Ich bitte Sie, theuerster Herr Doktor, mir wieder zwey Exemplare von Hofmans Flora zu schicken, das eine hat H. Hofgärtner bey mir bestellt, das andre einer meiner Zuhörer Namens Dupre. Ich würde Ihnen diese Mühe nicht abermals zu muthen, wenn ich nicht bei Gelegenheit des nemlichen Büchleins schon mit Verdruß erfahren hätte, wie wenig man sich auf die benachbarten Buchhändler verlassen kann. Claß in Heilbronn, bei dem ich sonst meine meisten Bestellungen mache, würde mirs unfehlbar bis Michaelis, Schneider bis Fasnacht, und Maklott Gott weiß, wenn? verschaffen. Aber was nuzts mehr, wenn der Herbstwind über die Stoppeln weht? wenigstens für diesen Jahrgang nimmer viel. H. Hofgärtner wünschts zwar nur zu haben,um es zu haben. Aber der Student, um es während seines Cursus zu benützen. Aus dem nemlichen Grunde wünsche ich auch, wenn sich nicht eine andere geschwinde Gelegenheit zeigt, daß Sie mirs mit der Post, so bald möglich zu senden möchten. Für das Porto mögen die Besteller sorgen, und werden noch immer dabei mehr profitiren als wenn ichs durch einen Buchhändler bestellte, wie ich ebenfalls aus der Erfahrung weiß.

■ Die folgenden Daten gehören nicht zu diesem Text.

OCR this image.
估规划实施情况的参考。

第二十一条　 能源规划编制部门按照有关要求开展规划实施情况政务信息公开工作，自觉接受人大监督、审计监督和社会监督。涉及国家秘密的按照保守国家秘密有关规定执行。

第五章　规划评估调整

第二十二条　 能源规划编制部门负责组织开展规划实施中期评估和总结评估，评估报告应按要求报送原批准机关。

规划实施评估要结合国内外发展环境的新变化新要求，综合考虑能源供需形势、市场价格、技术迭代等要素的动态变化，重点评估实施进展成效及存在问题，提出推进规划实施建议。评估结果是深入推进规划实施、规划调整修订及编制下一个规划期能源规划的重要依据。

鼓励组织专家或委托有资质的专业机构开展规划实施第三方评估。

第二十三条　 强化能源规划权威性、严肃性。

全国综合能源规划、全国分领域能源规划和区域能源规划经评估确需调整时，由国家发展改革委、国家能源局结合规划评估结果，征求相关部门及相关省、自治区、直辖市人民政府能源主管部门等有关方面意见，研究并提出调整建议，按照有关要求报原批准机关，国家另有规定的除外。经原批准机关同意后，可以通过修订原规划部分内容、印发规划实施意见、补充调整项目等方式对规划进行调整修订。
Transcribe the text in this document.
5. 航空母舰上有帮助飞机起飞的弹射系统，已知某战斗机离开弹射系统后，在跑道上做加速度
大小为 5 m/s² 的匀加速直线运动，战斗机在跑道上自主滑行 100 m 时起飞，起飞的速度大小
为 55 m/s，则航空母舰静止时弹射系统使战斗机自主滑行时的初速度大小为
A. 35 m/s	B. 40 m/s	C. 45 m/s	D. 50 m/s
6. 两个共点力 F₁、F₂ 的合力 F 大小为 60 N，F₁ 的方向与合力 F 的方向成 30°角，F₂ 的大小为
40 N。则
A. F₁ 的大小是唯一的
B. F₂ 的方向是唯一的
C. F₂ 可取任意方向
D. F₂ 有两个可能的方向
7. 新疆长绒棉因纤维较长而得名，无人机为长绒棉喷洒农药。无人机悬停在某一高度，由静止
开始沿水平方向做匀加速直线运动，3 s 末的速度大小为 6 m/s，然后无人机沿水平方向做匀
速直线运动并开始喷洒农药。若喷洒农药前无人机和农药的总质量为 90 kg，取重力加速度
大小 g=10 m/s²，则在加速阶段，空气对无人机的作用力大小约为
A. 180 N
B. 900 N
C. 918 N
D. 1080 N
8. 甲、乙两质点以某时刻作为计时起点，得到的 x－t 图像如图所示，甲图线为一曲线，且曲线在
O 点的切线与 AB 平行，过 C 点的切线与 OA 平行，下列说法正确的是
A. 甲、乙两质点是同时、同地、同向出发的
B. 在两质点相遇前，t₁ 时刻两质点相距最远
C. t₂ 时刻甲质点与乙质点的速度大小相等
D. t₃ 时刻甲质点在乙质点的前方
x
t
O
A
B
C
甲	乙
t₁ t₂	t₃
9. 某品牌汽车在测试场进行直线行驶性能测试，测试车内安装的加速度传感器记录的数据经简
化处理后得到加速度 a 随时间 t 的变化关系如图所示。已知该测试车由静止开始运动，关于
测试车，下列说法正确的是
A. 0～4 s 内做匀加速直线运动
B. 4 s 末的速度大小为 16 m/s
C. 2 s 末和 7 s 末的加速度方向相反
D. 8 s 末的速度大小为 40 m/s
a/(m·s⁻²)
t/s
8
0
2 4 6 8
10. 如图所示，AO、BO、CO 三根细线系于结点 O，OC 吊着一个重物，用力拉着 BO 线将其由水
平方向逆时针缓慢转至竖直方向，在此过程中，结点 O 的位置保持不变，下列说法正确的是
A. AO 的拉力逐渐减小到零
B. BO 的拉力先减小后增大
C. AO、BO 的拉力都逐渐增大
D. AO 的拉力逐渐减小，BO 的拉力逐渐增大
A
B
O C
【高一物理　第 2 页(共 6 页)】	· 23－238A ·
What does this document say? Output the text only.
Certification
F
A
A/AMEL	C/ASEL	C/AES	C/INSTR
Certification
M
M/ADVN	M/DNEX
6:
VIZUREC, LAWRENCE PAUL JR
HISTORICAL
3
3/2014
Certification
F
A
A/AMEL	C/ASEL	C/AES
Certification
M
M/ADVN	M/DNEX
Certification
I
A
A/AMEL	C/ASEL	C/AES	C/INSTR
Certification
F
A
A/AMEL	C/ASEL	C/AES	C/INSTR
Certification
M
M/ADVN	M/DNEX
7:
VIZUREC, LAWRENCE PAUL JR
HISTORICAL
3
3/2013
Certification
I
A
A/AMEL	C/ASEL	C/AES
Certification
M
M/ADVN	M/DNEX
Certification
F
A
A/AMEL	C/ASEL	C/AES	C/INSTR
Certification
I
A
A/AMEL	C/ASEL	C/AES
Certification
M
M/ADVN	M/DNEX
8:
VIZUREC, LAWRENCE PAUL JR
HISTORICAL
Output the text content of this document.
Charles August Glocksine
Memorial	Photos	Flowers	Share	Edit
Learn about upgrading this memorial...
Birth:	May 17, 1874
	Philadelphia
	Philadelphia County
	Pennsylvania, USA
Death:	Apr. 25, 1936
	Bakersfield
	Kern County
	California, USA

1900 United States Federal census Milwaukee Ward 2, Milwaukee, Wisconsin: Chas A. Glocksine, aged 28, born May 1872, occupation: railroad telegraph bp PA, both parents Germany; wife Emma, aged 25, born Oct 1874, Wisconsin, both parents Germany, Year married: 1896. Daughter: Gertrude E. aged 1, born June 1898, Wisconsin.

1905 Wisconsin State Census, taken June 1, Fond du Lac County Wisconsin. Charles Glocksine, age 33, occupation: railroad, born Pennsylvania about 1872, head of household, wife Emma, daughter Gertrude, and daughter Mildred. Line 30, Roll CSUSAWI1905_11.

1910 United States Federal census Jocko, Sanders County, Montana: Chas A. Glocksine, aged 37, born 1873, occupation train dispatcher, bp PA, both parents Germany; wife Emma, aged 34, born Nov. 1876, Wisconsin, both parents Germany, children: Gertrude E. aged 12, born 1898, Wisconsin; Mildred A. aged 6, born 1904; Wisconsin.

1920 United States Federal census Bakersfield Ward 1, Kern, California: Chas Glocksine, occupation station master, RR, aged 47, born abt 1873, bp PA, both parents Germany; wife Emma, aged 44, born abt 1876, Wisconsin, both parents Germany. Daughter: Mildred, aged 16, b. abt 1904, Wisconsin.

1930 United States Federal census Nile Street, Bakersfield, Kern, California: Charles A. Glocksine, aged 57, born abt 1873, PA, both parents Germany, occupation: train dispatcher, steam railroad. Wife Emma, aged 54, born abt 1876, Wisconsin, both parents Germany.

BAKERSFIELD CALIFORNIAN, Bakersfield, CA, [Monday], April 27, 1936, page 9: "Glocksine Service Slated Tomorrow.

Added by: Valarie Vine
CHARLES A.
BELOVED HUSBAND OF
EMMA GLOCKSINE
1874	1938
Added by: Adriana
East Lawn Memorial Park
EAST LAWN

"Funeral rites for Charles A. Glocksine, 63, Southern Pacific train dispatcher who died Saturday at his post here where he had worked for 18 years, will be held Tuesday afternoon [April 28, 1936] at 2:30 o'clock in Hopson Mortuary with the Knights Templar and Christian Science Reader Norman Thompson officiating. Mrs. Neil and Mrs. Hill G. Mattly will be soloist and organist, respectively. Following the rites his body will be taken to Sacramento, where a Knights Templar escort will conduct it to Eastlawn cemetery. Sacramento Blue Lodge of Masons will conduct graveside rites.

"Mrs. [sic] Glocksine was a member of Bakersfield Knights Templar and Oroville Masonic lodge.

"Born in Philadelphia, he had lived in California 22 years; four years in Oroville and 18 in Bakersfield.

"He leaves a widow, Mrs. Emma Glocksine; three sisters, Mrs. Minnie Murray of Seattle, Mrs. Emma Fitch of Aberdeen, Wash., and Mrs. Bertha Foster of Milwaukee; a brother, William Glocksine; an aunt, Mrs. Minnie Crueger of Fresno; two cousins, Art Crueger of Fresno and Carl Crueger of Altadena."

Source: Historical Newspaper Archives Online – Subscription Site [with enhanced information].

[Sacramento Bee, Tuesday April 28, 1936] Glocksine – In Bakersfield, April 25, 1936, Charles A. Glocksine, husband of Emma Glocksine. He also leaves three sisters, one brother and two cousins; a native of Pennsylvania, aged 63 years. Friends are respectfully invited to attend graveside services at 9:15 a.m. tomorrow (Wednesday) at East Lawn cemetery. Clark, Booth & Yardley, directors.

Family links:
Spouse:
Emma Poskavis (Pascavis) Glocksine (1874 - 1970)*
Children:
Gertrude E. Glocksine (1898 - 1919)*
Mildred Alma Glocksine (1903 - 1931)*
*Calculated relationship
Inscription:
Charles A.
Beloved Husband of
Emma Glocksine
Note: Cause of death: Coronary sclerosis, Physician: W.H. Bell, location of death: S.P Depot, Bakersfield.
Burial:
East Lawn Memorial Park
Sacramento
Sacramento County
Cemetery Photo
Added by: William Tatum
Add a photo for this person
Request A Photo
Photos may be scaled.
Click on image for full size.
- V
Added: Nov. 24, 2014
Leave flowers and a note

Mit dieser Bitte verbinde ich unmittelbar eine andere, daß Sie mich doch in den Stand setzen mögen, meine Schulden bei Ihnen abzutragen, die alten und die neuen. Den Preis der Flora wünsche ich besonders noch aus einem andern Grund zu wißen. Eh ich Sie voriges Jahr um Besorgung eines Exemplars gebetten hatte, hatte ich ein solches eben bei Claß in Heilbronn bestellt. Und nur weil ichs von dort her nicht bekommen konnte, nahm ich meine Zuflucht zu Ihnen. Am Ende kam iener hinkende Bote auch noch nachgewackelt, und liferte mir die Flora mit einer Note 3 fl. 45 cr. besagend. Das deuchte mir ein theures opusculum zu seyn. Aber er versicherte mich, daß er keinen Kreutzer darauf geschlagen habe. Nun fällt mir doch ein Gedanken ein, ob sich die Palmische Buchhandlung nicht zugleich für den 2ten Theil habe bezahlen laßen. Sie werden mich, wenn Sie mir den Ladenpreis in loco melden, am besten in den Stand setzen, dis zu beurtheilen, und allenfalls den Buchhändler nur um die schuldige Nachliferung zu mahnen. In diesem Fall hätten Sie auch nicht nöthig, mir zu meinem ersten Theil den 2ten nachzuliefern, da mirs der Heilbronner verschaffen müßte. Die zwey neuen Exemplare schicken Sie mir natürlicher Weise complet.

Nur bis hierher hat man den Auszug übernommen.